= Bhaskarrao Pandurang Tarkhadkar =

Indian journalist (1816-1847)

Bhaskar Pandurang Tarkhadkar (1816–1847) was an Indian journalist and an open critic of colonial British rule. He was the brother of Atmaram Pandurang and Dadoba Pandurang. He used the freedom of Press by Charles Metcalfe to write a series of eight letters called 'epistles' in the Bombay Gazette from July to October 1841. He wrote under the own name 'A Hindoo,' with his letters claiming that British Colonial Rule in India was "the most bitter curse India has ever been visited with." His epistles earned him the title of 'Second Junius' after the 1771 'Letters of Junius' which did harsh criticism of British government.

== Early life ==
Tarkhadkar was born in Bombay in 1816 in a renowned family of scholars. He was educated in Girgaum. He was initially enrolled in a Marathi-medium school, but later transferred to an English-medium one. His command over English language brought him liberal ideas of the Europeans. Later he studied at Elphinstone College where many other intellectuals like Dadabhai Naoroji studied in later years.

== Career ==
He wrote scathing critique of British colonial rule in the Bombay Gazette under its pro-India editor Dr. George Buist, who later resigned due to British pressure. One of his epistles was in response to the news of First Opium War. He asked the British: "Where is your integrity and good sense which you so much boast of- ugh! Self interest is all in all to you, and to secure it you would do anything."

He called the British officers "a horde of foreign usurpers whose sole aim is to enrich themselves." The British boasted of Indian railways as an example of public welfare, but Tarkhadkar said that all railways and laws by British were in fact "conveniences" for themselves, while "India was rendered everyday poorer and poorer."

Thus, this fearless writer highlighted the drain of wealth from India sixty years before Dadabhoi Naoroji's Poverty and Un-British Rule in India. He said that the British were responsible for "draining India of its wealth and reducing it to poverty." He criticised the destruction of indigenous industries in Maharashtra and the one way duty free trade which allowed Britain to sell goods in Indian markets for cheap. Indian wealth of "about 1000 million pounds" were drained to Britain between the Battle of Plassey in 1757 to 1815, he wrote. He criticised the Afghanistan campaign of 1838 of East India Company when there was a famine and economic recession in India.

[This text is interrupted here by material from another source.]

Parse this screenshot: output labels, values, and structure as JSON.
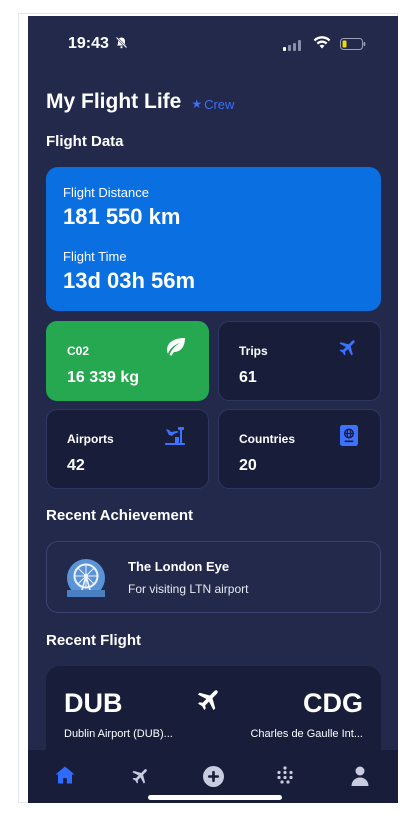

He compared the imperialism of Muslim rulers and British rulers. He praised Muslim rulers in India for keeping in mind the public welfare of people and not sending wealth to lands outside India, unlike the British who siphoned off Indian wealth to Britain. British did it "at the sad expense of prosperity and happiness of the poor and inoffensive of inhabitants," he wrote. He attacked the haughty, racial arrogance of British rulers.

He attacked the destruction of Maratha Confideracy in 1818 through treachery, with "divide and rule" policy. He attacked the company rule by mocking the British Empire, "so great an Empire of being given in monopoly to a body of voracious merchants." He called the Board of Control of British East India Company as the "court of Board of Submission," and the Board of Directors as "the court of obeyers." He lambasted British parliament for their "callously indifferent attitude towards Indian problems." He called the British "race of infernal demons." He wrote, "Your hearts are as black as your skins are white and your souls are impure in proportion with the cleanliness of your outward appearance."

He also criticised James Mill's work History of British India as unscientific, prejudiced in the highest degree. He said Mill had never even visited India and the armchair historian has the perfidity to denigrate Indian people with his own fantasy.

The uproar was such that Buist had to submit resignation and censorship on press was brought in soon. Tarkhadkar 's writings form an essential part of India's fight against British colonialism, and his methods were carried forward by younger writers like Bal Gangadhar Tilak.